Global & US Headlines
Fourth Day of Nationwide Iranian Protests as Rial Crashes and Central Bank Chief Fired
After the rial slid past 1.4 million per U.S. dollar this week, bazaar strikes snowballed into four straight days of anti-regime protests across at least eight provinces, leading Tehran to sack its central-bank governor and leaving the first confirmed security-force fatality.
Focusing Facts
- Unofficial exchange rate hit roughly 1.45 million rials per USD on 31 Dec 2025, compared with 820,000 a year earlier.
- Central Bank Governor Mohammad Reza Farzin was removed on 29 Dec 2025 and replaced by ex-finance minister Abdolnasser Hemmati.
- Basij paramilitary member Amir Hossam Khodayari Fard (21) was killed during clashes in Lorestan on 31 Dec 2025.
Context
When Tehran’s Grand Bazaar last turned on the state—in the summer of 1978—the monarchy fell within nine months; earlier, Soviet coal-miners’ strikes in July 1989 foreshadowed the USSR’s collapse within two years. Whether 2025’s rial-driven turmoil is as portentous remains uncertain, but it exposes two long-running structural strains: an import-dependent oil economy being throttled by sanctions and mis-management, and a hyper-connected, youthful population whose political patience has eroded since the Green Movement of 2009, the fuel riots of 2019, and the 2022 “Woman, Life, Freedom” uprising. The bazaar’s participation punctures the regime’s traditional support base, while simultaneous talk of fresh Israeli-U.S. strikes risks turning economic anger into nationalist defense—something autocracies have historically exploited. On a century scale, currency collapses often precede regime renegotiation or replacement; if the Islamic Republic cannot reverse the rial’s free-fall or curb external entanglements, this week may be remembered less for its street skirmishes than for signaling that Iran’s 1979 revolutionary model is approaching the limits of economic legitimacy in the 21st-century global system.
Perspectives
Israeli media
e.g., Ynetnews, Arutz Sheva — Sees the nationwide demonstrations and anti-Khamenei chants as proof the Islamic Republic is tottering under popular fury and violent repression. Outlets from Israel – an adversary of Iran – benefit strategically from portraying Tehran as unstable and may spotlight regime brutality and size of crowds while downplaying economic sanctions or other root causes.

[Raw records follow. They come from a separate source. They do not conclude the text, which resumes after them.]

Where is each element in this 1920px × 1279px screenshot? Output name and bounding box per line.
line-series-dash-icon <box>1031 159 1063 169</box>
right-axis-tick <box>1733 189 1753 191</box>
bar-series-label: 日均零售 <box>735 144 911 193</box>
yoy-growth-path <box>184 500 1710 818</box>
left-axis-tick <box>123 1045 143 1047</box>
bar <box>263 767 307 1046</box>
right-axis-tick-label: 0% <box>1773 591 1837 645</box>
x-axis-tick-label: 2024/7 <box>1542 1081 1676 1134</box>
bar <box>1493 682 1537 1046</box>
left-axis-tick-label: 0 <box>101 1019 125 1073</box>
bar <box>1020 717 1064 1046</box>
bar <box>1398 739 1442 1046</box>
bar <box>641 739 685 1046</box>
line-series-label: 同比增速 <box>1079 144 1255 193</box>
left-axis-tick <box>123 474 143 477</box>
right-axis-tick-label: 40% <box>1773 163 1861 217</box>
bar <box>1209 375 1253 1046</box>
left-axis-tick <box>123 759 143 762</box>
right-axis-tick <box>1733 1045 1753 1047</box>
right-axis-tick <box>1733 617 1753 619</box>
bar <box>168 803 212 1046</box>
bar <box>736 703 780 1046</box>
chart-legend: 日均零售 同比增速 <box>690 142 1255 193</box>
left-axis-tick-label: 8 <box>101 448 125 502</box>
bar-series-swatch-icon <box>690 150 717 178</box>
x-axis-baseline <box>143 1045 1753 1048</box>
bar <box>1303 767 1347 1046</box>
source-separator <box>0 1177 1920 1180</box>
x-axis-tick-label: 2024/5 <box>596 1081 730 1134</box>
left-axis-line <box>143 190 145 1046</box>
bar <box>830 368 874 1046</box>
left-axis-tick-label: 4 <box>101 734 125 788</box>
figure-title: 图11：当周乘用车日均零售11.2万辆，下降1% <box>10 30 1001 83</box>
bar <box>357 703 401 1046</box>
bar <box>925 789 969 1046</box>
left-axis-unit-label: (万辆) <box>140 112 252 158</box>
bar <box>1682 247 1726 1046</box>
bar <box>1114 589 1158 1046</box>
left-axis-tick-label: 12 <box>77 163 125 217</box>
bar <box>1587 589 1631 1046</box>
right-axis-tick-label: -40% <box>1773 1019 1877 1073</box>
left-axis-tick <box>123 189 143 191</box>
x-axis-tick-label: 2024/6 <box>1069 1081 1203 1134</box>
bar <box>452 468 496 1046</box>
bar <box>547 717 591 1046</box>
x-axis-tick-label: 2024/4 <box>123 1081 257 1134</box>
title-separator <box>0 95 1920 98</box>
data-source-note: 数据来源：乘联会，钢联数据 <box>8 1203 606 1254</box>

Western analytical outlets
e.g., Inquirer, Informed Comment — Argue the plunging rial and 50 % inflation triggered broad, multi-class protests whose slogans now target the entire clerical system, signalling a systemic legitimacy crisis rather than a mere pocketbook revolt. Although rich in context, these pieces tend to frame unrest through a policy lens for Washington and allies – urging tougher sanctions or cautioning about Israeli strikes – and therefore may minimize Tehran’s claims of foreign meddling.
Gulf Arab media
e.g., Saudi Gazette — Highlights President Pezeshkian’s call for unity against external economic ‘enemies’ while reporting that protests have turned deadly with attacks on security forces. A Saudi outlet—coming from a regional rival—has an incentive to publicize Iran’s internal strains yet simultaneously repeats officials’ blame-the-foreign-enemy narrative, reflecting both schadenfreude and a desire to depict Iran as beleaguered.